The judge said Apple failed to show it would be “irreparably harmed” by complying with the court order or with the monitor.
She said that since the monitor began work three months ago, Apple has permitted only 13 hours of interviews, and that seven of the 11 people interviewed were attorneys.
“A monitorship would be of little use at all if a monitor were only permitted to receive, review and opine on company-vetted documents,” the judge said.
“Apple cites to no case holding that a monitor may never conduct interviews and there are many examples to the contrary.”
The company protested Bromwich’s intent to question chief executive Tim Cook, lead designer Jony Ive, board member Al Gore and other top executives who aren’t involved in day-to-day operations.

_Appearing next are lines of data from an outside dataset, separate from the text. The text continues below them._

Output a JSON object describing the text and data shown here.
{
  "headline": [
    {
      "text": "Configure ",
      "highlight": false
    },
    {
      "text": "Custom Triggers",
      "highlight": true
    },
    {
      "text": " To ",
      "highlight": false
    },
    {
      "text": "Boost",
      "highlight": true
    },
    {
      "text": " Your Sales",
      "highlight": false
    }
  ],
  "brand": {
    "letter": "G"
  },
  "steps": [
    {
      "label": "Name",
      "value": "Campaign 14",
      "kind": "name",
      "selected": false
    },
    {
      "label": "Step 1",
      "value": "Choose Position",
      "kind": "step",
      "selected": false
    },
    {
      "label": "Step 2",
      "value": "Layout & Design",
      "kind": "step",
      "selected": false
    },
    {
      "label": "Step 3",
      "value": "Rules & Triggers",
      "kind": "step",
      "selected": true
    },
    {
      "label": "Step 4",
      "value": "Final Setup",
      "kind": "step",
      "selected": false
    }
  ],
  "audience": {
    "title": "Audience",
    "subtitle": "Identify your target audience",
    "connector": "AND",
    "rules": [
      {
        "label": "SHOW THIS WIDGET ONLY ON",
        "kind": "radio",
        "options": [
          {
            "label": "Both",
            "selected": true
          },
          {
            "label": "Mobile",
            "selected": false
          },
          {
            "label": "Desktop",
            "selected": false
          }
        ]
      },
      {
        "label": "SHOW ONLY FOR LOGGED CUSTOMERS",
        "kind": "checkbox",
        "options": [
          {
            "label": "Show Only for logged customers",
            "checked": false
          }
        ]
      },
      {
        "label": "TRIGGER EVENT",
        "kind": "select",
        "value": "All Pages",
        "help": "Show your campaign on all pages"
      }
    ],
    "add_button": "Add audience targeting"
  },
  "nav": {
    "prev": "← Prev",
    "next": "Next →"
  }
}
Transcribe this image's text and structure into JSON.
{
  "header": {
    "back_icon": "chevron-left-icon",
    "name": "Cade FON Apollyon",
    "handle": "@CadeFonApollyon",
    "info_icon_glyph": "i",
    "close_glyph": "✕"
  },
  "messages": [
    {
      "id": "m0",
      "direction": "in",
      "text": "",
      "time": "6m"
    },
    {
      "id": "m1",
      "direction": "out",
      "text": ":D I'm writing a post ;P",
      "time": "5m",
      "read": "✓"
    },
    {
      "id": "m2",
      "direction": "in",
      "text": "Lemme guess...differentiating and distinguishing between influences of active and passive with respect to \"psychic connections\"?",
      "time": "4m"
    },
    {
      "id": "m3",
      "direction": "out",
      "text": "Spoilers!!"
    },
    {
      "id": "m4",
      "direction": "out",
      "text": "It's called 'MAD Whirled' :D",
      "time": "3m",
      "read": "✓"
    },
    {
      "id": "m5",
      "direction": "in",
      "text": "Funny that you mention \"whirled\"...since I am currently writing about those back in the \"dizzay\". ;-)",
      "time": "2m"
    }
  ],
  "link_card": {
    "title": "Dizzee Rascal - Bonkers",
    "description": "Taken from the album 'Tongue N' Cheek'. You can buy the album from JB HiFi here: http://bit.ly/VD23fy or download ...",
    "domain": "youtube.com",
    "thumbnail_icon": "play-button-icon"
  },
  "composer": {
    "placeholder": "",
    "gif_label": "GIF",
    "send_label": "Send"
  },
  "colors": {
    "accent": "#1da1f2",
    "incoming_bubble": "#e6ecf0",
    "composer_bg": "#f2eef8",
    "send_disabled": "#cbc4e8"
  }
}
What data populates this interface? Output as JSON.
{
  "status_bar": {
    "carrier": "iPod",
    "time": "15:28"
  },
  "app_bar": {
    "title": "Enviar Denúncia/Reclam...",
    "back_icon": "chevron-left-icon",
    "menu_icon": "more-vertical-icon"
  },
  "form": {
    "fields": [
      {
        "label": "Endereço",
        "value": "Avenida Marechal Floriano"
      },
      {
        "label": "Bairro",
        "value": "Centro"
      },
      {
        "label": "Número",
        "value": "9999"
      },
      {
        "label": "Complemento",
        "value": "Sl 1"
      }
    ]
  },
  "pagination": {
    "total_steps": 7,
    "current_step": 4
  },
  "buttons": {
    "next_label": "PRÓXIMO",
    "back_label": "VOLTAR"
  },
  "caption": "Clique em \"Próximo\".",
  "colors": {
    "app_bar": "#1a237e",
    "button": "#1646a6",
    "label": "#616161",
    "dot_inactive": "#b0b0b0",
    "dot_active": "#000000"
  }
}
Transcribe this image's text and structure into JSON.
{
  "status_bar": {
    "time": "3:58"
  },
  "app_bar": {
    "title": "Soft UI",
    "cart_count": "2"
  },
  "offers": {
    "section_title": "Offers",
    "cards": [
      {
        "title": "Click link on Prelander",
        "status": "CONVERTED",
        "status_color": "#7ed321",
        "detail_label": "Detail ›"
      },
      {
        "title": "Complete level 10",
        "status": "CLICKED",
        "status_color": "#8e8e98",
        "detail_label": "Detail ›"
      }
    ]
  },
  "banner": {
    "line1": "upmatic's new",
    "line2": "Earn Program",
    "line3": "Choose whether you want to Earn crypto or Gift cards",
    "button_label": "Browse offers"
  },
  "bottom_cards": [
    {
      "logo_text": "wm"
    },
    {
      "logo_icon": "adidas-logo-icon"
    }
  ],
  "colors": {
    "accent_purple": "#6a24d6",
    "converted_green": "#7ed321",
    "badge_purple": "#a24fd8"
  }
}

Apple also objected to the $1,100 hourly rate for himself and the $1,025 rate for his legal support team.
Judge Cote said Apple must raise any objections with Bromwich himself or the Department of Justice, and if they cannot resolve the matter, by petitioning the court.
“The deterioration of the relationship between Apple and the monitor is unfortunate and disappointing,” she said.
“Hopefully, that relationship can be ‘reset’ and placed on a productive course. But it is strongly in the public’s interest for the monitor to remain in place.”
The trial focused on a six-week period in late 2009 and early 2010 during which Apple negotiated contracts with publishers ahead of its iPad launch and effectively reshaped the market for electronic books with a new pricing scheme.